With several neighbors and a city council member speaking in support and no one protesting, Houston’s planning commission granted a variance yesterday to the new owners of the former site of the Wilshire Village apartments at the corner of West Alabama and Dunlavy. The variance will allow Sul Ross and Branard streets, which currently dead end into the 7.68-acre vacant tract, to remain dead ends as the property is redeveloped into a new Montrose H-E-B market.
In return, the planning department will get some vaguely defined involvement in planning the site. “As a condition of granting the variance,” explained the planning department’s Brian Crimmins,
the applicant will be required to coordinate with the planning department during the site plan stage to establish a reasonable landscape buffer between the subject site and and adjacent properties as well as reasonable preservation of the mature tree canopy on the site. The applicant has agreed to these conditions.
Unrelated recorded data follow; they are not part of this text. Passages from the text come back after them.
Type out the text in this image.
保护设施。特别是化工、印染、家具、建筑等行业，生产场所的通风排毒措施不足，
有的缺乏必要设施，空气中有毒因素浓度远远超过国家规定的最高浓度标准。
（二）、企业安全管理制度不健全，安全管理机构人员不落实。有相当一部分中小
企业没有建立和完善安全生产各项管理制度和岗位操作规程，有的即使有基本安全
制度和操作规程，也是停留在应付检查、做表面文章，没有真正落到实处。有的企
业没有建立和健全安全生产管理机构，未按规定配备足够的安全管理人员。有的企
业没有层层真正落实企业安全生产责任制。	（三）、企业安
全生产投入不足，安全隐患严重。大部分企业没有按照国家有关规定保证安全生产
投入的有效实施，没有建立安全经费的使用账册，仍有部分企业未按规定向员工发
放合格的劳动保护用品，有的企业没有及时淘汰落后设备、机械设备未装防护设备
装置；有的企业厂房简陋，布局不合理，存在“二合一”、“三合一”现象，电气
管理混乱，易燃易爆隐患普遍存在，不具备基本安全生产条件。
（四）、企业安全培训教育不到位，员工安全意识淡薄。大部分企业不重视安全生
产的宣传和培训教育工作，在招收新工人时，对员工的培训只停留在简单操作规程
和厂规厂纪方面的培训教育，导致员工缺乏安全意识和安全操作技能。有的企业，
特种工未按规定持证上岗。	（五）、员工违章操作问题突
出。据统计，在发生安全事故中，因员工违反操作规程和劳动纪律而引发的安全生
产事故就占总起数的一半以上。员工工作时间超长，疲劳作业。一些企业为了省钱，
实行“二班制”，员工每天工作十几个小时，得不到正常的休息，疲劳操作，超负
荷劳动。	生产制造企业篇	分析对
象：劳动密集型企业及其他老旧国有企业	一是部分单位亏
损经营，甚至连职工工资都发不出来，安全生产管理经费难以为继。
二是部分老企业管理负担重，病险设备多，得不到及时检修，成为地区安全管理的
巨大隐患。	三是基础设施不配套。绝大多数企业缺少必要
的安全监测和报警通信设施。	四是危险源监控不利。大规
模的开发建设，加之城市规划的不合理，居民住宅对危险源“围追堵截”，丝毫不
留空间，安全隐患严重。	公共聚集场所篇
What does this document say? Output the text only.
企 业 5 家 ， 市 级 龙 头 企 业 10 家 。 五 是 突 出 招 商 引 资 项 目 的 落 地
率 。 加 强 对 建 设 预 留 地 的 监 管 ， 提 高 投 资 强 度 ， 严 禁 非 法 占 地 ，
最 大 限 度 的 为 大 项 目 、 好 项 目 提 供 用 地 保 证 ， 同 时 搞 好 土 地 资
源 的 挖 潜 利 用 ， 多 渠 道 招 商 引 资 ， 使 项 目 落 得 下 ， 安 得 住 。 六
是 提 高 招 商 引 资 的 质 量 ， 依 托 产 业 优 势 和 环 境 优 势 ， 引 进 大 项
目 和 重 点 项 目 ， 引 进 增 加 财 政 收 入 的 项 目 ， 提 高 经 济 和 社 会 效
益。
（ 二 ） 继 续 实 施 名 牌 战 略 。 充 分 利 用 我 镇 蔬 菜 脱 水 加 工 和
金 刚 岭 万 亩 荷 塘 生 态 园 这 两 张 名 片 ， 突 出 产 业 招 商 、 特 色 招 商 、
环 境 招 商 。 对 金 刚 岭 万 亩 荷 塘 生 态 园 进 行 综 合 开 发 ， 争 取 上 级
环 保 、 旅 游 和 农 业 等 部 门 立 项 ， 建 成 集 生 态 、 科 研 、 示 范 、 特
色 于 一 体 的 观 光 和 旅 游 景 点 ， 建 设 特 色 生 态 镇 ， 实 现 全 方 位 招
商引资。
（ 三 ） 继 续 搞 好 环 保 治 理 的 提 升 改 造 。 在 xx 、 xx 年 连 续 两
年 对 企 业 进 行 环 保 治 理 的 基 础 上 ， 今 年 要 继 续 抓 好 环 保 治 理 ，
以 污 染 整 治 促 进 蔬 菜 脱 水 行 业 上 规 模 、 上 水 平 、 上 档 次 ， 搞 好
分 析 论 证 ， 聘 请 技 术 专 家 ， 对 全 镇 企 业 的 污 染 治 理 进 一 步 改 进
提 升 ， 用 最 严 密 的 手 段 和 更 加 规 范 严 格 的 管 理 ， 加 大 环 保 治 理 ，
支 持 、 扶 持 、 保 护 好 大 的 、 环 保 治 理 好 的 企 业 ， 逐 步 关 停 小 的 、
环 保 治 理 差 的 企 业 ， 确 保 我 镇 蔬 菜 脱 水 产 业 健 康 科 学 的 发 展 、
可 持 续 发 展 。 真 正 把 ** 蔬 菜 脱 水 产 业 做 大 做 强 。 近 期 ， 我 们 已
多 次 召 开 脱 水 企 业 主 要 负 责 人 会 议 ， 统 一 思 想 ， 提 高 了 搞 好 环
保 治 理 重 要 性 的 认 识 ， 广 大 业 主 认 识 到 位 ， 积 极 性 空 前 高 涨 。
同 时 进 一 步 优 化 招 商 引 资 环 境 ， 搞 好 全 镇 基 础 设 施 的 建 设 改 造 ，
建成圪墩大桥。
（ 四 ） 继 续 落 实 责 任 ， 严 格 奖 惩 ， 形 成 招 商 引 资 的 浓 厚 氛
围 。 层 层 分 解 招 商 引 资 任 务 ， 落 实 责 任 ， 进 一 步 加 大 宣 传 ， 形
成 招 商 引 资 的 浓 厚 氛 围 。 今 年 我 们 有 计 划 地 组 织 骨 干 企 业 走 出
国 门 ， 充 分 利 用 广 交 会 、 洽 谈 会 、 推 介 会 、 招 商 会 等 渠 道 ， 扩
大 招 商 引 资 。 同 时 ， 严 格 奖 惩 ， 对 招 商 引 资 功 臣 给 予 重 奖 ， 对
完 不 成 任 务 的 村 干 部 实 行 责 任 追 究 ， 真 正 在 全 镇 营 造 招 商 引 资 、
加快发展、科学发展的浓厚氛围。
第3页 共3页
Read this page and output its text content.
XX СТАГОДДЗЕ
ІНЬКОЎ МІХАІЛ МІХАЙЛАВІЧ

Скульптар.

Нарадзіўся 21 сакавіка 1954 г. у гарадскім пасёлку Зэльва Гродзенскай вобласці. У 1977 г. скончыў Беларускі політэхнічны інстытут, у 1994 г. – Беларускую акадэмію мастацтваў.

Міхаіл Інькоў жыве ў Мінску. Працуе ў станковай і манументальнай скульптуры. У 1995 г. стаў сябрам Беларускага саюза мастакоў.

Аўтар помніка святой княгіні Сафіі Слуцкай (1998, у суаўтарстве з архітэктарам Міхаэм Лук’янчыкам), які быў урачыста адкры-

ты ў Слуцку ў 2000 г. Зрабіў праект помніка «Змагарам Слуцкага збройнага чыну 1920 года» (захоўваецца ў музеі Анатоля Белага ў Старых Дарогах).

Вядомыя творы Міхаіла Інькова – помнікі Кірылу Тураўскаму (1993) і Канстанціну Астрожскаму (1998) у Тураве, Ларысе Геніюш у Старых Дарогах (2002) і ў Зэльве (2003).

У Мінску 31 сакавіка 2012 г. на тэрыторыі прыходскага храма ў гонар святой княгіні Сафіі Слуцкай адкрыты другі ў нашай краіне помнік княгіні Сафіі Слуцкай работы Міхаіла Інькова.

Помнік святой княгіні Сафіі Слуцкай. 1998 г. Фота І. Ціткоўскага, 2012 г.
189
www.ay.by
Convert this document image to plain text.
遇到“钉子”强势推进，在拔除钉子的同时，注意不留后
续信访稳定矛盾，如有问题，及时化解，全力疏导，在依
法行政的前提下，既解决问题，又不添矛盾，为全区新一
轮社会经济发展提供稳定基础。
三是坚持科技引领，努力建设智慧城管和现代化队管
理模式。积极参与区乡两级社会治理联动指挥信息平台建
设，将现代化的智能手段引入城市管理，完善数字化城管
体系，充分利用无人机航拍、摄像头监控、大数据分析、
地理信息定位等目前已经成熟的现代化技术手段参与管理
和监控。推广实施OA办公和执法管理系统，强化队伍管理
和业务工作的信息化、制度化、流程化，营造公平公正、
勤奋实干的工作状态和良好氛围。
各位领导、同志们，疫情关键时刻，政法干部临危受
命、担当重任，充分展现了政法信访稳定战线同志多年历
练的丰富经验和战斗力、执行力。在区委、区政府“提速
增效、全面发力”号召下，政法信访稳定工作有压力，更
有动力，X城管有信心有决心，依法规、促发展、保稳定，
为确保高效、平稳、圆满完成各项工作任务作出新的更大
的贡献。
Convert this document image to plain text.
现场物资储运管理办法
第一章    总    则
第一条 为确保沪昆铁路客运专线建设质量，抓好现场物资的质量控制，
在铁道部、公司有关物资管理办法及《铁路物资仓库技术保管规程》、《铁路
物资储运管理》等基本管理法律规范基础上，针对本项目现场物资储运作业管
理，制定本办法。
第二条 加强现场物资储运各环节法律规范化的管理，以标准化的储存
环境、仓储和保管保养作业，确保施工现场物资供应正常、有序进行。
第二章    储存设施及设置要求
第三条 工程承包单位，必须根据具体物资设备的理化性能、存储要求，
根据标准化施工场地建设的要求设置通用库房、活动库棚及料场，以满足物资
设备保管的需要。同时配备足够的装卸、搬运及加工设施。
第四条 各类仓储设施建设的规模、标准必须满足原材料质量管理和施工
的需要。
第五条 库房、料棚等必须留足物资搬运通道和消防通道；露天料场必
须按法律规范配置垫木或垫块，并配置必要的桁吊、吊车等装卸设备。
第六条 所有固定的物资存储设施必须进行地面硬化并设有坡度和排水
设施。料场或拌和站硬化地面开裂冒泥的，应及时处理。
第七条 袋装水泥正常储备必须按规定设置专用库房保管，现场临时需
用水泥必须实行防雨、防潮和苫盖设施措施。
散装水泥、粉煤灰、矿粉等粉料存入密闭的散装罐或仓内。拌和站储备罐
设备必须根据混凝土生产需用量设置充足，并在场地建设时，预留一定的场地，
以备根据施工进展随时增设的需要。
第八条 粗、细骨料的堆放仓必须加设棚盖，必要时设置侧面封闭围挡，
Neighbors had complained about earlier plans submitted for the property — which did not require city approval because they followed the city’s development ordinance. Those plans connected Sul Ross and Branard to form a loop, like this:
Other permissable options not requiring a variance would have been to extend the streets to Dunlavy
or to build cul-de-sacs at the end of each.
The granted variance will effectively exclude commercial traffic from Sul Ross and Branard:
Representatives of H-E-B have apparently suggested to neighbors that they will build walls at the end of each street, but site plans for the development itself have not been provided to neighbors or city officials.
“The previous owner of the property,” one neighbor explained to commission members,
was very protective of the property. He didn’t allow people to walk on the property, he didn’t allow them to turn around. So putting a wall up there will not change the community’s expectations.